Pengalaman hidup keluarga saya dari garis Bapak
menunjukkan hal yang semacam ini. Salah seorang adik Bapak, namanya Bulek
Mariyah dan keluarga, ikut program transmigrasi pada awal tahun 1980-an. Beliau
sekeluarga ditempatkan di sebuah daerah yang masuk wilayah Provinsi Sulawesi
Tenggara.
Jarak yang sedemikian jauh membuat komunikasi tidak
berlangsung dengan lancar. Di tahun 1980-an, komunikasi yang paling mungkin ya
melalui surat. Tentu, hanya sebagian kecil yang bisa terkomunikasikan dalam
secarik kertas. Ini berkaitan dengan kemampuan menuangkan ide menjadi tulisan
yang tidak mudah. Tidak semua orang bisa menulis surat dengan baik. Persoalan
lain, sampainya surat itu membutuhkan waktu yang tidak singkat.

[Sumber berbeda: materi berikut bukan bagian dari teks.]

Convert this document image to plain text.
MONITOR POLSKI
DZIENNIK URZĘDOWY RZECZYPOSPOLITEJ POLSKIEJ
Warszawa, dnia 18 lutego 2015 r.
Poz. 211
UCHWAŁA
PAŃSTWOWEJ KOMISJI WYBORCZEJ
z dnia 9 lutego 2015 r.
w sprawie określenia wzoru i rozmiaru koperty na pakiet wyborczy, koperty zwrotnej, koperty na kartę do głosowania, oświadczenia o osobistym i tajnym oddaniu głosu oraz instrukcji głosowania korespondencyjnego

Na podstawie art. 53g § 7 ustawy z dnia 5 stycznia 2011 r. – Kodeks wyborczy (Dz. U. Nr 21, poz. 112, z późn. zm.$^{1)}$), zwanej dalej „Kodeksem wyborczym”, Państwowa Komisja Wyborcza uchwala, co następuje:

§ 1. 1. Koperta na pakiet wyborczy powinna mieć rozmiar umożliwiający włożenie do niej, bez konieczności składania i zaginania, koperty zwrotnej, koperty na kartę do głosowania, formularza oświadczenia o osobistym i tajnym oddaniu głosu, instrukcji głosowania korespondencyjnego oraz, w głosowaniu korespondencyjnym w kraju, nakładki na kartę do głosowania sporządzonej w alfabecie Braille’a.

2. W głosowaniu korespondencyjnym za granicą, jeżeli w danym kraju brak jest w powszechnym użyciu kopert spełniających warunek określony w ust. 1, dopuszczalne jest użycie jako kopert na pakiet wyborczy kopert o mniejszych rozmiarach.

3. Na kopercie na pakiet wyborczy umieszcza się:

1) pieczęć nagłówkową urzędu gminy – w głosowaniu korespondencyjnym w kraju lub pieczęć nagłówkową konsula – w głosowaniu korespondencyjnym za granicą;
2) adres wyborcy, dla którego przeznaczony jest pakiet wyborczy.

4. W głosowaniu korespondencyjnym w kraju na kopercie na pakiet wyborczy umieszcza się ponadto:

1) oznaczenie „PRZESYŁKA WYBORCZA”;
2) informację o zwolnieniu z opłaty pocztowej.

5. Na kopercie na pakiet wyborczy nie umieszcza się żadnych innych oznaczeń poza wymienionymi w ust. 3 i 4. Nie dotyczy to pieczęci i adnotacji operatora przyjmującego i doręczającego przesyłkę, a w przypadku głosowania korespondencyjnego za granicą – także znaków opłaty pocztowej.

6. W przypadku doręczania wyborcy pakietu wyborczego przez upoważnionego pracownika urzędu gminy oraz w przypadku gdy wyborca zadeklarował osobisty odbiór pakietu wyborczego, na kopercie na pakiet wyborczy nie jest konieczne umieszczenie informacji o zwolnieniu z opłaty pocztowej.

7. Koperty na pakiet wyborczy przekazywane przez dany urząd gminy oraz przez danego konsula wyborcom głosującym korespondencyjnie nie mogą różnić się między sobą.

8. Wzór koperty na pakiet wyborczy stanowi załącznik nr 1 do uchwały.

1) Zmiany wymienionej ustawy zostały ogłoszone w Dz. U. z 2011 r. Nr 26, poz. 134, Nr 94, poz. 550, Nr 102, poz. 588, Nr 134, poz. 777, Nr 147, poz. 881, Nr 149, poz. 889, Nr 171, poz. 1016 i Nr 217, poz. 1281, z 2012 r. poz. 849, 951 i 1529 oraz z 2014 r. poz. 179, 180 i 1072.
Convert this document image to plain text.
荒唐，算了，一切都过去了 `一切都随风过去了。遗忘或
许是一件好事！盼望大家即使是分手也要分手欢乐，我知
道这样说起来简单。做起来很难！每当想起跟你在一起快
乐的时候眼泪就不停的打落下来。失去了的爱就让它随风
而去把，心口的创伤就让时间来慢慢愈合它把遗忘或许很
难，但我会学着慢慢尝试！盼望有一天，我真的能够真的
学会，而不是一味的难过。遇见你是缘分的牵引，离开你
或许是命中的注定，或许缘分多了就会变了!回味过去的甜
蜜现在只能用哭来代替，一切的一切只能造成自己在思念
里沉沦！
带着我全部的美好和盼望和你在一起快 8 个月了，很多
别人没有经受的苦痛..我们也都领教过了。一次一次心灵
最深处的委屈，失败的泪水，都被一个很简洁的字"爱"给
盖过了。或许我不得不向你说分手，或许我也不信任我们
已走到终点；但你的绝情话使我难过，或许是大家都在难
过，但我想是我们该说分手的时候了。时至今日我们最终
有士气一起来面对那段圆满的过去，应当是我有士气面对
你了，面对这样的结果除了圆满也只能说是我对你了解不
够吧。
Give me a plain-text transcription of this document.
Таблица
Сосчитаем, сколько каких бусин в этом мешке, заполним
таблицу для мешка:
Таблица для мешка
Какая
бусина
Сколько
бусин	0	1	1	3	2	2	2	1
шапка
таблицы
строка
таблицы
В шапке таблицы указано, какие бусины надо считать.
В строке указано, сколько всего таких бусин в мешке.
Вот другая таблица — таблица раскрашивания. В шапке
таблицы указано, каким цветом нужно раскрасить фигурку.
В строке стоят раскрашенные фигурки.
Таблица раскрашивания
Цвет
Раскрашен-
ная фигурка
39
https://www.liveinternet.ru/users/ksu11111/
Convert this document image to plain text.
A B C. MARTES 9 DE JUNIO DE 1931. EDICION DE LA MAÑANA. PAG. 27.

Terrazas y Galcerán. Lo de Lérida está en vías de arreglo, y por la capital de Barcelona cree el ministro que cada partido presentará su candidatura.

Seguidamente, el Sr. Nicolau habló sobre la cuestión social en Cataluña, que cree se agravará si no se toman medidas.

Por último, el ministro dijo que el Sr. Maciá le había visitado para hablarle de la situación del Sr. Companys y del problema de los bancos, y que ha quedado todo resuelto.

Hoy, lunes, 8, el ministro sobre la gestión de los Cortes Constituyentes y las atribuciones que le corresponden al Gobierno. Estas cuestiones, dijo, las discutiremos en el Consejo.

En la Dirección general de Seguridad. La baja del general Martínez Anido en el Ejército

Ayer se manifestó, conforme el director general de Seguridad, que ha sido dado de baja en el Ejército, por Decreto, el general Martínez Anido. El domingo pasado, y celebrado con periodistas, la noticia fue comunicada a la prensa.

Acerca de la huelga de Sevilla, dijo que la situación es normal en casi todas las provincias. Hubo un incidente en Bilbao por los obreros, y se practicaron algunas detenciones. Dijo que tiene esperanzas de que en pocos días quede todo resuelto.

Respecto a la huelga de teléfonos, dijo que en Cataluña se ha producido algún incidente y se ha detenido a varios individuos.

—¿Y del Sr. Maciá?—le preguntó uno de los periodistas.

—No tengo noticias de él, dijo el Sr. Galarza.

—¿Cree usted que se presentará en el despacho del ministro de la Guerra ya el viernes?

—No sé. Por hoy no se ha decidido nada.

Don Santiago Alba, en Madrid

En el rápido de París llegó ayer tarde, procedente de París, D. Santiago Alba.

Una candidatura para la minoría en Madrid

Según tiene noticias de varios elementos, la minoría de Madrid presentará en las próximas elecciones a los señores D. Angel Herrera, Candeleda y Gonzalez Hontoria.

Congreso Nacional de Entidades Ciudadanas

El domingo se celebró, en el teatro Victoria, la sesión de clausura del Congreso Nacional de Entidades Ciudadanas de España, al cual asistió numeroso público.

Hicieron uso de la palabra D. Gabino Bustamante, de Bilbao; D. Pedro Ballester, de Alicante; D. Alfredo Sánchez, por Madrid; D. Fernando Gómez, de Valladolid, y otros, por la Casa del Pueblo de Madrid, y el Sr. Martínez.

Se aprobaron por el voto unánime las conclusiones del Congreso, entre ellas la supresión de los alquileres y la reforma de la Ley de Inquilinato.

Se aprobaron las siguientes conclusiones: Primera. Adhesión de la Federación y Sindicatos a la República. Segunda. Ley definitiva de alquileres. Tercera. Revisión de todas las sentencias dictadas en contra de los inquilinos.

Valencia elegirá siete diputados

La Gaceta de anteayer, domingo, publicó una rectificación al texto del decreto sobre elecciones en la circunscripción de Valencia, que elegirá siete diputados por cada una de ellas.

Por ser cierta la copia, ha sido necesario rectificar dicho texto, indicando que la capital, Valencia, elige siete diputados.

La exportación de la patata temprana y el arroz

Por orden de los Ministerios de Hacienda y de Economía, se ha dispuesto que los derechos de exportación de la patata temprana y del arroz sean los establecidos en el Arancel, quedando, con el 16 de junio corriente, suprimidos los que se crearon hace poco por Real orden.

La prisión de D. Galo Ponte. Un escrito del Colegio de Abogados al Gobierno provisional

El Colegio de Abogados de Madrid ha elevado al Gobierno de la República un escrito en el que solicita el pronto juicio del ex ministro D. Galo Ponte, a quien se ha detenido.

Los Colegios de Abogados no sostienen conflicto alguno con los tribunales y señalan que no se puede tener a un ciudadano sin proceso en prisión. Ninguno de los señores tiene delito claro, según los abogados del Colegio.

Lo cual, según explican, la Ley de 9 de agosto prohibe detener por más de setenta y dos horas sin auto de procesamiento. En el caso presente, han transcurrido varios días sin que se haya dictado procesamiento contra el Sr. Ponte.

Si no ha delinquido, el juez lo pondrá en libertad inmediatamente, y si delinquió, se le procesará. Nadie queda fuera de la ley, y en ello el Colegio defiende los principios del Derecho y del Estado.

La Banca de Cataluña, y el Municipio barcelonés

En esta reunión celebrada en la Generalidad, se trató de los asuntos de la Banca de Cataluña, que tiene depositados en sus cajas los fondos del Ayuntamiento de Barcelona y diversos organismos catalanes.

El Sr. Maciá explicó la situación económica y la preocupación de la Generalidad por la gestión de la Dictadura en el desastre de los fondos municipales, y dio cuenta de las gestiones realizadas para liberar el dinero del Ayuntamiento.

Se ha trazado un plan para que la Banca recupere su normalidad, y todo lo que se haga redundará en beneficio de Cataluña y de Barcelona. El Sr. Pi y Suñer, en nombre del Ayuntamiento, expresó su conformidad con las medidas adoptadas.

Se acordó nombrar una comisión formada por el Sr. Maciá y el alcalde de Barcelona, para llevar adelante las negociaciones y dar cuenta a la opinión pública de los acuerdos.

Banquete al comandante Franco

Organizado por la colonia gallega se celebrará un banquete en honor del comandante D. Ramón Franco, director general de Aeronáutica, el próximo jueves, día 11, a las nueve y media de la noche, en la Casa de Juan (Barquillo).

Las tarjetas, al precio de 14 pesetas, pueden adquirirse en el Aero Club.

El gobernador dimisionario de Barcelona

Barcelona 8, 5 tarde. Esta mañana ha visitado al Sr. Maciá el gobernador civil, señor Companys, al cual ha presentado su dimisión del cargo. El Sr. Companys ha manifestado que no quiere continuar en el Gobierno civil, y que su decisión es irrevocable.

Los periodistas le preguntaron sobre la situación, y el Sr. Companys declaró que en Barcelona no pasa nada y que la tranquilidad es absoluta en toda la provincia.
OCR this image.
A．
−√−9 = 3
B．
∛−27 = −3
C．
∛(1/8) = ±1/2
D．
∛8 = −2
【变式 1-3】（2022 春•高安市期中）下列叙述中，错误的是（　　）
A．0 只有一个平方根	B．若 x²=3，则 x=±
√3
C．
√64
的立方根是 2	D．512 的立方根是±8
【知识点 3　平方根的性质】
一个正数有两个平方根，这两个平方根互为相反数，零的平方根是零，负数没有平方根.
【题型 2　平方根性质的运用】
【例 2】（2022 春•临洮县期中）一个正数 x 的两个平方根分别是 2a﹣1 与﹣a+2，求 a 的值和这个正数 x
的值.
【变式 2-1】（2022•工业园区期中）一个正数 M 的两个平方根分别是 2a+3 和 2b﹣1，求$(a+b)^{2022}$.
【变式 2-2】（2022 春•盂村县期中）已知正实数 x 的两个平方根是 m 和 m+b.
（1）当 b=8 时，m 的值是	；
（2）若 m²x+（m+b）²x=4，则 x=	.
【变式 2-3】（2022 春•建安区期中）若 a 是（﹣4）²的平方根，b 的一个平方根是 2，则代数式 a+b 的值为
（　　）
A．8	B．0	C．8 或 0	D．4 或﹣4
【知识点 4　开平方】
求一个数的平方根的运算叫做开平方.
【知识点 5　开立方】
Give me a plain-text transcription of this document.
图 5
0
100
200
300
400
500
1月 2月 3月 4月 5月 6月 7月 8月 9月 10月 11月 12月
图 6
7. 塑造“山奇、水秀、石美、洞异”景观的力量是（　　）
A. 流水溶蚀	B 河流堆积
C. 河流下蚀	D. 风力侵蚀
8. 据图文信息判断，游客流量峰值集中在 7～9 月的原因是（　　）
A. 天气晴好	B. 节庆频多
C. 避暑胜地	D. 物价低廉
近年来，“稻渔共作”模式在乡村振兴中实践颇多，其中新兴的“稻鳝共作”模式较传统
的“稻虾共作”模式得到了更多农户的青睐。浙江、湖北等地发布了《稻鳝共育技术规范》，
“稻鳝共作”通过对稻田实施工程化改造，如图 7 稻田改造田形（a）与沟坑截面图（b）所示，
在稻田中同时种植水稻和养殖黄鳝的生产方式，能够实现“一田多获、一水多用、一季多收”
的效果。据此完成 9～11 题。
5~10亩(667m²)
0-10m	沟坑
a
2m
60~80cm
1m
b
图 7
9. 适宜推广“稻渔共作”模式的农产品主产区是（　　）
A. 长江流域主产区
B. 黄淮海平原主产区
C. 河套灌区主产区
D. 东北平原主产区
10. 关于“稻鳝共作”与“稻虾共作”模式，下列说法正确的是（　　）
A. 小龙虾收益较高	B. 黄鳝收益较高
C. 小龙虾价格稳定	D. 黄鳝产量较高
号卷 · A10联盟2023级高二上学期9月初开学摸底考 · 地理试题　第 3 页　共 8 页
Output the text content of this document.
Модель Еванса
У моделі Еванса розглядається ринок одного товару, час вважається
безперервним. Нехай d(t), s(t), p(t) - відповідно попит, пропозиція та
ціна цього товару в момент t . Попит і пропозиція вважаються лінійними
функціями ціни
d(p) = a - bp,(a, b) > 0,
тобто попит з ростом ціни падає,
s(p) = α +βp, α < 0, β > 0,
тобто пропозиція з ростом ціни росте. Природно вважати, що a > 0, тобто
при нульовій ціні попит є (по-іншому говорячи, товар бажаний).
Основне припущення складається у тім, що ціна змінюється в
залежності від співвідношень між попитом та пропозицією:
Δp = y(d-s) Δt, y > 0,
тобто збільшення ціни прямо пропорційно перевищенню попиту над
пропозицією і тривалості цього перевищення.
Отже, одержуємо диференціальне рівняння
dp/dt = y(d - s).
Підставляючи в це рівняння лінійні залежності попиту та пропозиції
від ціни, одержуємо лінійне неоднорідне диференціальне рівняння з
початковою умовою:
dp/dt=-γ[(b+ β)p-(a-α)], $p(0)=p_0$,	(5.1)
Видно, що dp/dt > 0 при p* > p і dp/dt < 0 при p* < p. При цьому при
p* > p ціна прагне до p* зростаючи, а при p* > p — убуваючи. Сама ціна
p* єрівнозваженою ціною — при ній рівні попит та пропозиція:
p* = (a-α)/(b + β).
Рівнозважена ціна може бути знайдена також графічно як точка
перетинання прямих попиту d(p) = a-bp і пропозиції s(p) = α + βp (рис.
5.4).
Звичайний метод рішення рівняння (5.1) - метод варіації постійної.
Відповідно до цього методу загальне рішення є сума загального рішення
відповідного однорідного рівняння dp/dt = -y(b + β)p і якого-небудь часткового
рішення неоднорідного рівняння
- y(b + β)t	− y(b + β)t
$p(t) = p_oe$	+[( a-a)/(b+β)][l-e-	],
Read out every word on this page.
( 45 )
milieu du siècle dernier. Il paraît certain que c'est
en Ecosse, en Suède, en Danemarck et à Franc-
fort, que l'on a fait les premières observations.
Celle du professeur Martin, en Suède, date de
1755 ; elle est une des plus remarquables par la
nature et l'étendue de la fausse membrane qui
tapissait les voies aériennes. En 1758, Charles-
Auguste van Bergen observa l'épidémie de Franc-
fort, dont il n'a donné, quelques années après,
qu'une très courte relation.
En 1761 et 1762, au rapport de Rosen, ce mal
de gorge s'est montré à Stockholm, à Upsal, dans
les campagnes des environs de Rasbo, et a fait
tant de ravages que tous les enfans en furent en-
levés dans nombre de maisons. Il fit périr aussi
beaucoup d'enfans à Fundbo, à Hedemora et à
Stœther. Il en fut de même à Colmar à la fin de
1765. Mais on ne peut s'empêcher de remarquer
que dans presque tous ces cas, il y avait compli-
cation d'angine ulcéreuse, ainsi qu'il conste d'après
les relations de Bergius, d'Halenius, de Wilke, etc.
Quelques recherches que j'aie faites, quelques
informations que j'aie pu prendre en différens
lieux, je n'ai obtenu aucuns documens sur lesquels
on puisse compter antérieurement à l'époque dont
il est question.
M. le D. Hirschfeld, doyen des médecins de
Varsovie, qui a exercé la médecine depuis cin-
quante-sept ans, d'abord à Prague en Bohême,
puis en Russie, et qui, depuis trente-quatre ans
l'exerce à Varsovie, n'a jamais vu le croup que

Butuh waktu bertahun-tahun untuk bisa bertemu kembali
dengan mereka. Pilihannya adalah mengunjungi mereka atau mereka yang mudik.
Sama-sama tidak mudah tetapi rasanya tidak ada pilihan lagi.
Suatu pagi datang seseorang ke rumah. Ternyata beliau
adalah suami Bulek Mariyah, yaitu Pak Sadzali. Saya tidak ikut berbincang
karena masih kecil. Hanya saya diberitahu Ibuk kalau kehidupan di daerah
transmigrasi zaman itu masih banyak tantangannya. Belum seindah dalam bayangan
dan cerita.
Kunjungan demi kunjungan dari keluarga Bulek di Sulawesi
Selatan ke Tulungagung, termasuk yang dilakukan oleh anak-anaknya, menjadi
penanda kehidupan ekonomi yang semakin baik. Jika ekonomi belum baik tentu
sulit untuk membiayai perjalanan yang sedemikian jauh. Biayanya cukup menguras
kantong. Dulu mereka berkunjung dengan menggunakan kapal laut. Sekarang ini
sudah memakai pesawat terbang.
Saya sendiri sangat bersyukur pernah dua kali mengunjungi
keluarga yang tinggal di Konawe Sulawesi Tenggara ini. Kunjungan pertama pada
tahun 2004. Kunjungan kedua pada tahun 2022. Kunjungan tersebut, bagi saya,
adalah kesempatan dan keberkahan yang begitu membahagiakan. Saat keluarga
Konawe berkunjung ke Tulungagung, saya juga belum tentu bisa menemui mereka.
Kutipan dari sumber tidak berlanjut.